What you need to know:

  • This year’s festival will feature established artists from all over Tanzania.

The Isimila Festival, first held last September, will be holding its second edition from May 21-22 at the Isimila historical Stone Age site inside the Isimila African Garden, 20km from Iringa town in southern Tanzania.

Musicians Matt Van Dis, the festival co-ordinator, said; “A couple of us were playing in a small band in Iringa, and one day we were playing at a fundraiser for a school and we were surprised that a crowd of about 150 people turned up just to hear us play four or five songs. Afterwards we realised that people in Iringa were hungry for live music, so we decided to organise a day of music.”

That’s how Isimila Festival was born. The organising comprises Van Dis, Tom Hilton, Josephine Smit, Kerstin Scheffler and Saidy Mlewa. The former two also run the Isimila African Garden, the festival’s venue.

This year’s festival will feature established artists from all over Tanzania. One of the headline acts will be Jhikoman aka Jhiko Manyika, the Tanzanian reggae musician based in Bagamoyo. He has been entertaining audiences since 1994; his music fuses roots reggae with contemporary Tanzanian music. He sings mainly about social justice and uses Kiswahili, English and Kinyasa, his mother tongue.

Afro-RnB songstress Grace Matata will also headline. The petite fire cracker has been carrying the torch for female live musicians in the country since 2013. Earlier this year, she released her new single Utanifaa and signed a management contract with South-African based Panamusic. She has performed at the Doa Doa Festival in Uganda and the Zanzibar International Film Festival. She is based in Dar es Salaam and performs every Friday at the Hyatt Hotel.

“My mother is from Iringa and I have many relatives there, but I’ve never performed. So I’m really excited to go on stage this May,” she said.

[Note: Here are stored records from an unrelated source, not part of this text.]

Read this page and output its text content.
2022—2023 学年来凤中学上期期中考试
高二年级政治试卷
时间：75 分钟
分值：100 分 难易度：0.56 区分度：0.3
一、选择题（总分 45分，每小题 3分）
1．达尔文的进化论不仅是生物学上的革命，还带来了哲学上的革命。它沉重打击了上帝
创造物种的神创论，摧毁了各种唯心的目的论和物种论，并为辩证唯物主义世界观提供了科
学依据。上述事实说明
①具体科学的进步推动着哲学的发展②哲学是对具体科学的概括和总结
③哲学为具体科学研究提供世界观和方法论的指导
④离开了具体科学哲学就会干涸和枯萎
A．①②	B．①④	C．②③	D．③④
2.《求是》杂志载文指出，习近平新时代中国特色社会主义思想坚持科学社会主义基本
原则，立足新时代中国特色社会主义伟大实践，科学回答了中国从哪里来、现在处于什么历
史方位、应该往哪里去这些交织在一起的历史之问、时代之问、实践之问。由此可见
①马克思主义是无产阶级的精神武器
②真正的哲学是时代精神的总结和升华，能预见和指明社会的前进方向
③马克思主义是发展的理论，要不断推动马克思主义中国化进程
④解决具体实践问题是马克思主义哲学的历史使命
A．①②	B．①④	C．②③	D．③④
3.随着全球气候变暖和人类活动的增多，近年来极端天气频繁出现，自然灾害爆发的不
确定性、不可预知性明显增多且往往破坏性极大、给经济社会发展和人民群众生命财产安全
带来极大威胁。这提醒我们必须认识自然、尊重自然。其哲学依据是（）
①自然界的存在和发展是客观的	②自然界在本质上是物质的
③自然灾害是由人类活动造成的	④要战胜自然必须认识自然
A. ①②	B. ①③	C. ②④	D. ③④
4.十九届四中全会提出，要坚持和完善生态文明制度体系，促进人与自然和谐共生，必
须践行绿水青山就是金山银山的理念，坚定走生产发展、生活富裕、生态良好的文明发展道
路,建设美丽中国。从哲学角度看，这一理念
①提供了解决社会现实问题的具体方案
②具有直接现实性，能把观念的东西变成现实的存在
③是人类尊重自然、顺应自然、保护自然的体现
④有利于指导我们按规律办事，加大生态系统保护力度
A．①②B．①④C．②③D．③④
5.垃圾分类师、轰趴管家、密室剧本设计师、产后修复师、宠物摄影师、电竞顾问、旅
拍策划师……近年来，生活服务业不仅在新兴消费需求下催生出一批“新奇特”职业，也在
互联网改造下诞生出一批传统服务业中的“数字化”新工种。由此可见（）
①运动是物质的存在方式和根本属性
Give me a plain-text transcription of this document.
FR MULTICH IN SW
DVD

Mzungu Kichaa is also on the list of musicians. This Danish-born singer is well known in Tanzania, having featured with artists like Juma Nature, TID, Mangwaya & Ferooz in the late 1990s.

Today he runs his own recording label, Caravan Records, and has a band which has performed extensively in Tanzania and Europe.

The festival will also feature local musicians and exhibit handicrafts made by local women groups.

“It’s our hope that this festival will bring attention to the wonderful tourism sites of the southern highlands of Tanzania,” said Mr Hilton.